Mille univers Au-delà de l’intérêt des volcans, le parc englobe beaucoup d’espèces d’arbres, notamment toutes sortes de chênes et aussi une hêtraie de légende, la fageda d’En Jorda, une formidable cathédrale végétale où niche volontiers de mémoire de garrotxi, le sublime rovelló, le lactaire délicieux. A l’entrée, une stèle salue le poète Joan Maragall, auteur d’un magnifique poème dédié à ce bois magique. Les fûts vertigineux des hêtres vénérables ont poussé sur la coulée de lave du volcan du Croscat qui relie Santa Pau, Olot et les Preses. L’espace muséal du volcan du Croscat présente une exposition sur le volcan, son cône et son cratère ouvert en forme de serrure, sa coulée de lave, sa dense végétation et ses gravières longtemps surexploitées.
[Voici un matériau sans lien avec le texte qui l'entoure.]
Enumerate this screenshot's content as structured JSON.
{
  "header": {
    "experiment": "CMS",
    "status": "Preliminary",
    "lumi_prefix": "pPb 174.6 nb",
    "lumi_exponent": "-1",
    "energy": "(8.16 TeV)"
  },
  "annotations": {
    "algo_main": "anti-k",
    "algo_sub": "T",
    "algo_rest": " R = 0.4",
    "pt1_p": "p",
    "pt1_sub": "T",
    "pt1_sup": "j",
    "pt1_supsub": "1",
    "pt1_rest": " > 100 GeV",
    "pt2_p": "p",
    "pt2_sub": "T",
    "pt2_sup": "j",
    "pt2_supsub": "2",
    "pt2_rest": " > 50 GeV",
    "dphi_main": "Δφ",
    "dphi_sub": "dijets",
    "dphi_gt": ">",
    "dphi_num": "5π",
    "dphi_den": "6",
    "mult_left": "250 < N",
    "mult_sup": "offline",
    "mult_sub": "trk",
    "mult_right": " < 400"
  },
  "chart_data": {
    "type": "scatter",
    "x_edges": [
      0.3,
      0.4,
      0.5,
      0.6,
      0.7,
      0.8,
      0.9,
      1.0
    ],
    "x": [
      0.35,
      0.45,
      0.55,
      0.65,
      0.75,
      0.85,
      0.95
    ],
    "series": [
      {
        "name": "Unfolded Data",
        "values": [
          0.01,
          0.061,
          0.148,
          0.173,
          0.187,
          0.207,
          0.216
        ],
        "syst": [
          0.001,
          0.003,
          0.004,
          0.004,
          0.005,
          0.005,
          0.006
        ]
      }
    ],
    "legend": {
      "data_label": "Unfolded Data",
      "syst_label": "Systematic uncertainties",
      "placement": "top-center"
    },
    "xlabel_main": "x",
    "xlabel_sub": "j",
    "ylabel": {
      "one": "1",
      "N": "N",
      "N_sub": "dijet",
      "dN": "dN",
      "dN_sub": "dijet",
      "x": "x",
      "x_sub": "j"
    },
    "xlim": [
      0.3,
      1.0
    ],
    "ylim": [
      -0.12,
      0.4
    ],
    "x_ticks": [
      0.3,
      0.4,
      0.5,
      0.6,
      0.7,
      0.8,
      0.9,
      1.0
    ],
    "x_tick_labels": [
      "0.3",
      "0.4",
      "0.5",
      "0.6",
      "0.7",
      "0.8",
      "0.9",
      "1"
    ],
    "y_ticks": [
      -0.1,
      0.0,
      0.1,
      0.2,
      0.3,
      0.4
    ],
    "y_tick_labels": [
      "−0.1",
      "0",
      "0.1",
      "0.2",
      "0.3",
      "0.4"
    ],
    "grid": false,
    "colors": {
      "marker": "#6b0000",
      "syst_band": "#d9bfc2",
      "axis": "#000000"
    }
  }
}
Respect du passé Le parc de Pedra Tosca longtemps exploité comme zone agricole avant d’être abandonné, a été peu à peu restauré jusqu’à retrouver sa physionomie d’il y a 150 ans, soit son labyrinthe de chemins, de murs de pierres sèches, de fours de charbonniers et de cabanes, indispensables pour tenter de dompter une terre d’une dureté exceptionnelle. Cet important travail de mémoire a même reçu un prix européen, le prix Rosa Barba. Sur la route qui va d’Olot à Santa Pau, à la hauteur du hameau de Can Xel, ne ratez pas le volcan de Santa Margarida, ainsi nommé parce que son cratère, aujourd’hui recouvert d’une prairie, abrite une chapelle. Hêtres et chênes ourlent en alternance le périmètre de la caldeira.

A pied, à cheval

Pour parcourir la Garrotxa, tous les moyens sont bons : à pied bien sûr, mais aussi à dos d’âne ou de mulet le long des sentiers balisés qui traversent champs et forêts : de quoi comprendre la vie rude des traginers d’autrefois. Vous pouvez opter pour le vélo, le long de l’ancienne ligne de chemin de fer qui reliait Olot à Girona, par exemple. Un train légendaire : el tren d’Olot que se’n va quan vol i s’atura quan pot ! (Le train d’Olot qui part quand il veut et s’arrête quand il peut). Rassurez-vous, les pistes cyclables sont nombreuses. Si vous aimez le train, le vrai, celui qui tortille, prenez le « tricu-tricu » qui va de Olot au Vall de Bianya en passant par la vall d’en bas et Sant Joan les Fonts : un peu lent, mais idéal pour comprendre à quel point la Garrotxa est d’abord un pays de mas !

La Garrotxa vous séduira par la variété de ses paysages, de ses climats, de ses habitats. Diverse, plurielle et pourtant si typée qu’on en garde longtemps le goût, comme ces vins de garde qui enchantent le palais à des années de distance. Littéralement envoûtante. Comme sa capitale, Olot.